Das mag so sein. Und es wird mich freuen, wenn es so kommt. Aber die Sorgen der Menschen, die ihren Arbeitsplatz morgen in Gefahr sehen, kann ich verstehen. Es ist für sie kein Trost, wenn gesagt wird, in zehn Jahren werde sich das ausgleichen. Denn sie hoffen auf Arbeit für die nächsten zehn Jahre, nicht danach.
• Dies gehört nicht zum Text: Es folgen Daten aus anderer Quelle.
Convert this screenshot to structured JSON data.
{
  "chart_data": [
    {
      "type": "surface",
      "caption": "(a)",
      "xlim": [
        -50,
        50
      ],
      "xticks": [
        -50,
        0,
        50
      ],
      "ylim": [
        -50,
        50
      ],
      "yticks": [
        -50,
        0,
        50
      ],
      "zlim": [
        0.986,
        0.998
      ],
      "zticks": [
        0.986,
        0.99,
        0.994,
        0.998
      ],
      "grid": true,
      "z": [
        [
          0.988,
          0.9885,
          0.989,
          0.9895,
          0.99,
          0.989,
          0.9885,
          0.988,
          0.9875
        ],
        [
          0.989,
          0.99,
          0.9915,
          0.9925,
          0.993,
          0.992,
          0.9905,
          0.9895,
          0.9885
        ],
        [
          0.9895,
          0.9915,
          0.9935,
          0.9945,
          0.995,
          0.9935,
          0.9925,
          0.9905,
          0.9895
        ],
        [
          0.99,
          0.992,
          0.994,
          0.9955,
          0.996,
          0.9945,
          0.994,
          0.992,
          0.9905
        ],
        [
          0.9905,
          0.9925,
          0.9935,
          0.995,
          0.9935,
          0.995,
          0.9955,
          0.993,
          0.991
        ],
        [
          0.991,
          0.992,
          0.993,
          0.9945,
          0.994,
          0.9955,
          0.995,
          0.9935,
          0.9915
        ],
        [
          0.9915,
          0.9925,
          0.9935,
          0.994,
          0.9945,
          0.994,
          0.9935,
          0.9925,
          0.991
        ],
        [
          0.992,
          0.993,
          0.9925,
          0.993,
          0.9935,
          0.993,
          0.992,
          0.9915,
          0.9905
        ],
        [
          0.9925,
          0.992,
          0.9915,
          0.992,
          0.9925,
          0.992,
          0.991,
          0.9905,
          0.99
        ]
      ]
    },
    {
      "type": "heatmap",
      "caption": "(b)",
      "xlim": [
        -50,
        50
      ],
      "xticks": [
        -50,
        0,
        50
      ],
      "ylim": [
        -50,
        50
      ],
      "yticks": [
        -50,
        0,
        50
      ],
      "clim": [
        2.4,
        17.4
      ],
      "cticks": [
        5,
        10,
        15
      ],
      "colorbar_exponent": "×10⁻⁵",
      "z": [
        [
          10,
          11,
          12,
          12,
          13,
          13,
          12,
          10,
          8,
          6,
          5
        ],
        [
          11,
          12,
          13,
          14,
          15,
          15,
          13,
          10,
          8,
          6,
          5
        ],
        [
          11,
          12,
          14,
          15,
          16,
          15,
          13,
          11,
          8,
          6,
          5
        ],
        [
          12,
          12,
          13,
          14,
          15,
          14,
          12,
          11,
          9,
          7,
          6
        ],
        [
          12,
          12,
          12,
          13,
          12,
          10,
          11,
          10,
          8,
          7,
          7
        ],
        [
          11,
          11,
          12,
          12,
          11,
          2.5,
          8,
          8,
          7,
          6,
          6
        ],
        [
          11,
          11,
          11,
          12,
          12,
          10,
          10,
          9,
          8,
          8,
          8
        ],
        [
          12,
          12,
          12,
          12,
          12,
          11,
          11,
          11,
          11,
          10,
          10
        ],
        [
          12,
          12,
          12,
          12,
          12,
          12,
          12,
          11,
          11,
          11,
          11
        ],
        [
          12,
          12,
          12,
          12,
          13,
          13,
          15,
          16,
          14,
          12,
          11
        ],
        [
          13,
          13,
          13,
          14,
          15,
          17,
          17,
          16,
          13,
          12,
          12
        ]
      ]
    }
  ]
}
Ich glaube, auch politisch würde Vertrauen aufgebaut, wenn man spüren würde: Solche Sorgen werden gehört; und vor allem: Sie werden ernst genommen.

Doch darüber hinaus rate ich dazu, die Erweiterung der Europäischen Union nicht nur wirtschaftlich zu betrachten. Vielleicht kommt meine persönliche Lebensgeschichte einer anderen Betrachtungsweise zu Gute.

Ich habe als Kind und als Jugendlicher einen vergleichbaren Prozess an einer ganz anderen Grenze Deutschlands erlebt. Mich verschlug das Schicksal der Kriegs- und Nachkriegszeit an die westliche Grenze Deutschlands, in die Nähe Frankreichs, des Erzfeinds – wie man noch wenige Jahrzehnte vorher gesagt hatte. Ich erinnere mich an Menschen, die Konflikt und Feindschaft noch so lebendig in Erinnerung hatten, dass sie mir rieten, doch besser nicht die französische Grenze zu übertreten. Ich könne sonst unmittelbar zum Militärdienst eingezogen werden; denn ich sei doch  - während des Zweiten Weltkriegs – auf inzwischen wieder französischem Territorium geboren.

Ich habe mich von solchen Warnungen nicht abhalten lassen. Und ich habe erlebt, wie die deutsch-französische Freundschaft sich entwickelte. Intensive Jugendaustauschprogramme spielten dabei eine Schlüsselrolle. Inzwischen hält jeder die deutsch-französische Freundschaft für stabil. Diese Erfahrung auf die neuen Mitglieder der EU zu übertragen, ist wichtig und richtig.

Mein Rat ist, an Europa nicht nur die Wirtschaft interessant zu finden, sondern auch die kulturellen Grundlagen, die Prägekraft der Religion, die Institutionen politischer Verantwortung. Wenn wir zusammenwachsen, schwindet die Angst. Das gilt nach West und Ost.

Ich wünsche Ihnen einen gesegneten Sonntag. Bleiben Sie behütet!